Management of advanced nodal disease following chemoradiation for head and neck squamous cell carcinoma: role of magnetic resonance imaging.

作者信息

Lin Doris, Glastonbury Christine M, Rafaelian Olga, Eisele David W, Wang Steven J

机构信息

Department of Otolaryngology-Head and Neck Surgery, UCSF Comprehensive Cancer Center, San Francisco, CA, USA.

出版信息

J Otolaryngol. 2007 Dec;36(6):350-6.

PMID:18076845
Abstract

BACKGROUND

The purpose of this study was to determine the role of magnetic resonance imaging (MRI) to predict persistent nodal disease in head and neck cancer treated with chemoradiation.

METHODS

Retrospective chart review of 38 patients with head and neck cancer and N2/N3 neck disease who were treated with chemoradiation and who had an MRI 6 to 8 weeks following treatment.

RESULTS

Sixteen patients had MRI findings suggestive of persistent nodal disease and were managed with neck dissections, three of whom had a persistent tumour.
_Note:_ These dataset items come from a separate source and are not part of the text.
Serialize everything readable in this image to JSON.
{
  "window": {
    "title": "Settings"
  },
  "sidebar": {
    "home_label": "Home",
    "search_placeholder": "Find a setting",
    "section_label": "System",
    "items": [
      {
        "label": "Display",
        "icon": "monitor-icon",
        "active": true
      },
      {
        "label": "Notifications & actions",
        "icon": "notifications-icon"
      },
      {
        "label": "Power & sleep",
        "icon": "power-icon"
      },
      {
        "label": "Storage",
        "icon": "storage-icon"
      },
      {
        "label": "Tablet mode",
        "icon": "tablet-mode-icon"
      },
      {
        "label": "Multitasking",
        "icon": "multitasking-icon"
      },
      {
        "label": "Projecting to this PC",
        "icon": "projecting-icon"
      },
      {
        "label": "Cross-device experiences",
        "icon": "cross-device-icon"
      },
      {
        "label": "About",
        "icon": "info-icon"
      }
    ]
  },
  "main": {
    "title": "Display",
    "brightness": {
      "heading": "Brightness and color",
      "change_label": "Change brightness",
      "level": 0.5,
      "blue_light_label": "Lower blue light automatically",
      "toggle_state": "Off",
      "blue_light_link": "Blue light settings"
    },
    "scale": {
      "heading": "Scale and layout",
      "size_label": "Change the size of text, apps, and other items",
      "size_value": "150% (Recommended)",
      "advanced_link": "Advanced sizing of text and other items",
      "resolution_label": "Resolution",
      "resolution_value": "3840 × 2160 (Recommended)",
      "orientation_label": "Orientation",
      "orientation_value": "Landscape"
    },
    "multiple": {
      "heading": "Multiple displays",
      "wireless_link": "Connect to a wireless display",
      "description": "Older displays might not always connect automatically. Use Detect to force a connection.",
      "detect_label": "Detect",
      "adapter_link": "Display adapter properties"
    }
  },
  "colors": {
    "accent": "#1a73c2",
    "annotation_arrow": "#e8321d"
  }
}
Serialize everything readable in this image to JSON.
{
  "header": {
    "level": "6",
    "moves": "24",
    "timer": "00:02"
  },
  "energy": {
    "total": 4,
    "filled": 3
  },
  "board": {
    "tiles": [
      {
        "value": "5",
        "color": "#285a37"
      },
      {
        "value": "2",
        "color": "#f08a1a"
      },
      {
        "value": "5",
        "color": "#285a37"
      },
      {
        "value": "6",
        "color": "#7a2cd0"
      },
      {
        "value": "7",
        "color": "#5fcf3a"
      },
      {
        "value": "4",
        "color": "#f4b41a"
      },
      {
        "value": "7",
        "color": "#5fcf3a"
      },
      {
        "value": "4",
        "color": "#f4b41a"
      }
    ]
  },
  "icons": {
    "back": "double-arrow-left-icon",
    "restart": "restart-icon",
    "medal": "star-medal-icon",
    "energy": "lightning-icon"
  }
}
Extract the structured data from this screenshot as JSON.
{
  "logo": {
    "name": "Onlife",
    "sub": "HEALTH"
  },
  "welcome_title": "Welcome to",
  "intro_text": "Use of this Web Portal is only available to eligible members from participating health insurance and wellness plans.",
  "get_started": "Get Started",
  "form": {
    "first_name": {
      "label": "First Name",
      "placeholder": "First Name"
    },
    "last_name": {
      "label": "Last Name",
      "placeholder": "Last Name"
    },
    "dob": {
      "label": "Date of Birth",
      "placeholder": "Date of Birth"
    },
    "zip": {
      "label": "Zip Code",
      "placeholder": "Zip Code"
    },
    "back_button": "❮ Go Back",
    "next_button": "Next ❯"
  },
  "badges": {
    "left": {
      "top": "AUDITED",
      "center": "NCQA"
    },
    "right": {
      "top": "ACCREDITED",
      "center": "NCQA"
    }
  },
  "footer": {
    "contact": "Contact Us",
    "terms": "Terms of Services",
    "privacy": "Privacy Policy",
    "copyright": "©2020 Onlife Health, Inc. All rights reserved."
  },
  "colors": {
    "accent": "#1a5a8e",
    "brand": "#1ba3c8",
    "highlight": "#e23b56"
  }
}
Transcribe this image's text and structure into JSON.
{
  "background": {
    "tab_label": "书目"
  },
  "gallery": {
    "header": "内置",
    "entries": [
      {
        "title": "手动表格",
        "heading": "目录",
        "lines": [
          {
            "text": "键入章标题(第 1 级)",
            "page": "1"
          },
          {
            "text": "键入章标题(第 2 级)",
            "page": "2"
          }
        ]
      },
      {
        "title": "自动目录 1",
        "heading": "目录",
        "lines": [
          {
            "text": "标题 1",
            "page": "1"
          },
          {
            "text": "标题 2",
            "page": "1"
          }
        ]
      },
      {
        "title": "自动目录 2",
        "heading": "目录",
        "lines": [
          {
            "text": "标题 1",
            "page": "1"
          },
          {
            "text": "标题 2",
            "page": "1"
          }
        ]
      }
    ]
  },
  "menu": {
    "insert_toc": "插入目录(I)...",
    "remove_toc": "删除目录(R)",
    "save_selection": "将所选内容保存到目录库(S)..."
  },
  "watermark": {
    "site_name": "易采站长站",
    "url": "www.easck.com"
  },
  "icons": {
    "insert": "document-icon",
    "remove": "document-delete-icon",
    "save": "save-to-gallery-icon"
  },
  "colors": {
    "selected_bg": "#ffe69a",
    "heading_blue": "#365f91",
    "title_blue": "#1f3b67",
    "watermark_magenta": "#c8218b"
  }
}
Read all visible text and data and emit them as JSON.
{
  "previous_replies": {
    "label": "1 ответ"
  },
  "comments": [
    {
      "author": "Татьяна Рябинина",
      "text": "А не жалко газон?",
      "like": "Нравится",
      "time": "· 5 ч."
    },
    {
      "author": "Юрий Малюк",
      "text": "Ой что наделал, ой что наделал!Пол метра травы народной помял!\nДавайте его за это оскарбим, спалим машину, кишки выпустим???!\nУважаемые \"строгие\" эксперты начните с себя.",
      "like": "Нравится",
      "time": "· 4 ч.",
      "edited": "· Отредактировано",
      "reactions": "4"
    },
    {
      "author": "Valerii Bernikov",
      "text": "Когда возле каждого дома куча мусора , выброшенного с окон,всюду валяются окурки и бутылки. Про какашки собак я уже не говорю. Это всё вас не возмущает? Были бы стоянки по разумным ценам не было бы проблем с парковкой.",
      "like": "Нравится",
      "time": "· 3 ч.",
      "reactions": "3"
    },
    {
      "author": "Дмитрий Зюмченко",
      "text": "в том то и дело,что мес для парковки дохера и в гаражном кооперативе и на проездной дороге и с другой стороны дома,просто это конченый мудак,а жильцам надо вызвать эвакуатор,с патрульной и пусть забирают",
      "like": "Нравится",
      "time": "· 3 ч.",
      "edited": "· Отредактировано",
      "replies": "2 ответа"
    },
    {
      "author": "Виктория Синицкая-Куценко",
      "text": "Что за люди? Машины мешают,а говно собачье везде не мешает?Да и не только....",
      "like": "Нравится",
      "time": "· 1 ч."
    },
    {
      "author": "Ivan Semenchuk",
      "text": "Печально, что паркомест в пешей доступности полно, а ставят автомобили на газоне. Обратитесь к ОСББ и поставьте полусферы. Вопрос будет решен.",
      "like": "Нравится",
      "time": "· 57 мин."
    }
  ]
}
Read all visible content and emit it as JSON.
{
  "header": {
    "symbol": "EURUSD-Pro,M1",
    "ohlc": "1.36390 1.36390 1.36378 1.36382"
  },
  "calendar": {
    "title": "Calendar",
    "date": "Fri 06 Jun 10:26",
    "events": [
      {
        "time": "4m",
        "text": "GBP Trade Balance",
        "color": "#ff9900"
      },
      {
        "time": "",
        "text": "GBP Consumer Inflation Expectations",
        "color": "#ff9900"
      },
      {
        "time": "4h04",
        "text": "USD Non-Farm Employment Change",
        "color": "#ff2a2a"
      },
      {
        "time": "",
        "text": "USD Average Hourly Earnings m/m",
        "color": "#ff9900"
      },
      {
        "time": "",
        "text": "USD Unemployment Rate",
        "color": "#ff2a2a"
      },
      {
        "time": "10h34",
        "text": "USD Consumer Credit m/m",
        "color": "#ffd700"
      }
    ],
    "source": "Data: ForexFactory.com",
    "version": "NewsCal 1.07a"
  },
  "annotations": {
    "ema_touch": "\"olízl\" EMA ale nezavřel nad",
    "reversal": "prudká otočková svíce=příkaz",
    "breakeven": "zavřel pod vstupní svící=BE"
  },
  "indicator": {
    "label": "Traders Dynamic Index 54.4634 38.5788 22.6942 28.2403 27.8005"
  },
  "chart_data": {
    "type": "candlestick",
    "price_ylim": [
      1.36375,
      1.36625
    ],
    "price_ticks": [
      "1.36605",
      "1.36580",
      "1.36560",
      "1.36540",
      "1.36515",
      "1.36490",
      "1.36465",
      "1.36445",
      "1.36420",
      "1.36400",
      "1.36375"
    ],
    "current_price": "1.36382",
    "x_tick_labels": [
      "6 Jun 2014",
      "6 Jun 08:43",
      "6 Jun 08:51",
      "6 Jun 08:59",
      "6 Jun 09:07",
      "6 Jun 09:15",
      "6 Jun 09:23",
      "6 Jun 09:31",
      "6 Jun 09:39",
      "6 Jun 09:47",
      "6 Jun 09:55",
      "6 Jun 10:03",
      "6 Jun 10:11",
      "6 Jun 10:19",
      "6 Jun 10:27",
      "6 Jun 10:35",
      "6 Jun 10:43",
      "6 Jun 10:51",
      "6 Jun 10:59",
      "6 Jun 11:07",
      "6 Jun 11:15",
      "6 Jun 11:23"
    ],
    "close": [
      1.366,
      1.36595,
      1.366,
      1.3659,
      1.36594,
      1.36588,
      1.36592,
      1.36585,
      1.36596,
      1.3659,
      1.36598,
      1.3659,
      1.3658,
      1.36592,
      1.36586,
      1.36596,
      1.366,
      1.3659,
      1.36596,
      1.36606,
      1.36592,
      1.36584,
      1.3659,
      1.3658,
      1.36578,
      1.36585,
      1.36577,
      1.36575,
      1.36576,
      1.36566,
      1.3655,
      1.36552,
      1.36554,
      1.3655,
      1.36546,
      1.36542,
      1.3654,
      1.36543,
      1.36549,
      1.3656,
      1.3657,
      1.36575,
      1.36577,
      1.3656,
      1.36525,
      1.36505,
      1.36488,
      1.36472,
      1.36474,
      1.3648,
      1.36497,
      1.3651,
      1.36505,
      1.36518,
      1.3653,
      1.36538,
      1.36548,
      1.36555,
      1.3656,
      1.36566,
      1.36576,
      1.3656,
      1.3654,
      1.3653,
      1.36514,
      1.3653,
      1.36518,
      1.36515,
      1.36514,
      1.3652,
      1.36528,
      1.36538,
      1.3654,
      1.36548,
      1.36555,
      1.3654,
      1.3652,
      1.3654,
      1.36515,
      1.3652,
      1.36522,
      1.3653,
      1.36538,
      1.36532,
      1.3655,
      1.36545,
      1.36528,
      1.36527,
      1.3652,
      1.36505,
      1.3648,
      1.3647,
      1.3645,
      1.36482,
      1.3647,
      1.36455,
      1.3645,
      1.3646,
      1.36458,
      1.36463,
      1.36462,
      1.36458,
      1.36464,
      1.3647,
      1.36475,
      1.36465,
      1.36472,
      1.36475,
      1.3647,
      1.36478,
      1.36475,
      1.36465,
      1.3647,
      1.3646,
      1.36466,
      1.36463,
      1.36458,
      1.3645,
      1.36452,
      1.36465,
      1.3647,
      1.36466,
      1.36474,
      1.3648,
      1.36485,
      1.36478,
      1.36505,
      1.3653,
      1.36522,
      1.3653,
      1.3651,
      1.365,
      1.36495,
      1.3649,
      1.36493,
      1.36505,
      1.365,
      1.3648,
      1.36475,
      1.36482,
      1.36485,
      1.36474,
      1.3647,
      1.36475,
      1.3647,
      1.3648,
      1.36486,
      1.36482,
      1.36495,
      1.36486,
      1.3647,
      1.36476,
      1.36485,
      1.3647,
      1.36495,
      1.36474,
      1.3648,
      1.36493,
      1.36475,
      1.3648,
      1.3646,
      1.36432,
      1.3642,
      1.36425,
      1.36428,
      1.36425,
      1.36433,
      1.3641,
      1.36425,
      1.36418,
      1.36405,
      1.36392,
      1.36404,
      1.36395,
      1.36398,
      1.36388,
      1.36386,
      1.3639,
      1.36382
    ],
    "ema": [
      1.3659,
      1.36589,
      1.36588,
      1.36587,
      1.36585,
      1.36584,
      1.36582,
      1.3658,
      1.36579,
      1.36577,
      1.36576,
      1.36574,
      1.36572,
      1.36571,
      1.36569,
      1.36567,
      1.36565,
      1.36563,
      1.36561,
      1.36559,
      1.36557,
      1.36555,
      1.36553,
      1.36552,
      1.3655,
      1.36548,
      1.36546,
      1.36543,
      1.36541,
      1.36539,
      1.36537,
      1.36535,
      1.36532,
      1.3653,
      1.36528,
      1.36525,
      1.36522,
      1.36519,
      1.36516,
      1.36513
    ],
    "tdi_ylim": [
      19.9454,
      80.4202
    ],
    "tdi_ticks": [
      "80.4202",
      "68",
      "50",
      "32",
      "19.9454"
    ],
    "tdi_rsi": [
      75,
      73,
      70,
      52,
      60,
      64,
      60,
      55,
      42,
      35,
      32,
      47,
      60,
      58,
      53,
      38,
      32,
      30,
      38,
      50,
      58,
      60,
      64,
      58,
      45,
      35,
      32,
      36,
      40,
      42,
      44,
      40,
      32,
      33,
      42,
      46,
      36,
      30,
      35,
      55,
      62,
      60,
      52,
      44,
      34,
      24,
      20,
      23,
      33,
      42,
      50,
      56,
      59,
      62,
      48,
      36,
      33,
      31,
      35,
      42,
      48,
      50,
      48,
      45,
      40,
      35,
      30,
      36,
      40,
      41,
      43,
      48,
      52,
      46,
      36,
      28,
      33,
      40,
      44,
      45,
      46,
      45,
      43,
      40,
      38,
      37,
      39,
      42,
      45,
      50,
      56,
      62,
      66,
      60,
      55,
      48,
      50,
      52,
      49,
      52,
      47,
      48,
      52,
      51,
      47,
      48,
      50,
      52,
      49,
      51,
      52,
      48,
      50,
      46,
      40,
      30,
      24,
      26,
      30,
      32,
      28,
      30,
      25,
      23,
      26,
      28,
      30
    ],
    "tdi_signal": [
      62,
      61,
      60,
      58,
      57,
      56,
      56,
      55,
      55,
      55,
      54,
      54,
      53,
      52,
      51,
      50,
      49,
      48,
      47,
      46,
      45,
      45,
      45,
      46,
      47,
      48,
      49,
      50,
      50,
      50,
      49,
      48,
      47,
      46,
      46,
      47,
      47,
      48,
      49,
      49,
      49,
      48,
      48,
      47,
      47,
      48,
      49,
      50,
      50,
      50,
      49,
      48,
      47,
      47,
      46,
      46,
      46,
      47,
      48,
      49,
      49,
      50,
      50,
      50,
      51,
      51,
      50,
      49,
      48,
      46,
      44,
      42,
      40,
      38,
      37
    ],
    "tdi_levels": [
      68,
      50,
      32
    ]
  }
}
All of these patients have remained disease free in the neck (average follow-up 15 months). Among 22 patients without evidence of nodal disease on post-treatment MRI, 2 patients have had recurrence in the neck (average follow-up 26 months).

CONCLUSIONS

Concomitant chemoradiation is effective for the treatment of advanced nodal disease in selected patients. Patients without MRI evidence of persistent nodal disease following chemoradiation who were observed had a low incidence (9%) of eventual neck recurrence, whereas those with evidence of persistent nodes on MRI had a 19% likelihood of residual pathologic neck disease. The optimal strategy for the evaluation of the neck following chemoradiation requires further investigation.

摘要

背景

本研究旨在确定磁共振成像(MRI)在预测接受放化疗的头颈癌患者持续性淋巴结疾病中的作用。

方法

对38例患有头颈癌且颈部疾病为N2/N3期、接受放化疗并在治疗后6至8周进行了MRI检查的患者进行回顾性病历审查。

结果

16例患者的MRI检查结果提示存在持续性淋巴结疾病,并接受了颈部清扫术,其中3例患者存在持续性肿瘤。所有这些患者颈部均无疾病复发(平均随访15个月)。在22例治疗后MRI未显示淋巴结疾病证据的患者中,有2例患者颈部出现复发(平均随访26个月)。

结论

同步放化疗对部分选定患者的晚期淋巴结疾病治疗有效。在放化疗后未出现MRI证据提示持续性淋巴结疾病而接受观察的患者,最终颈部复发的发生率较低(9%),而MRI显示存在持续性淋巴结的患者,颈部残留病理疾病的可能性为19%。放化疗后颈部评估的最佳策略需要进一步研究。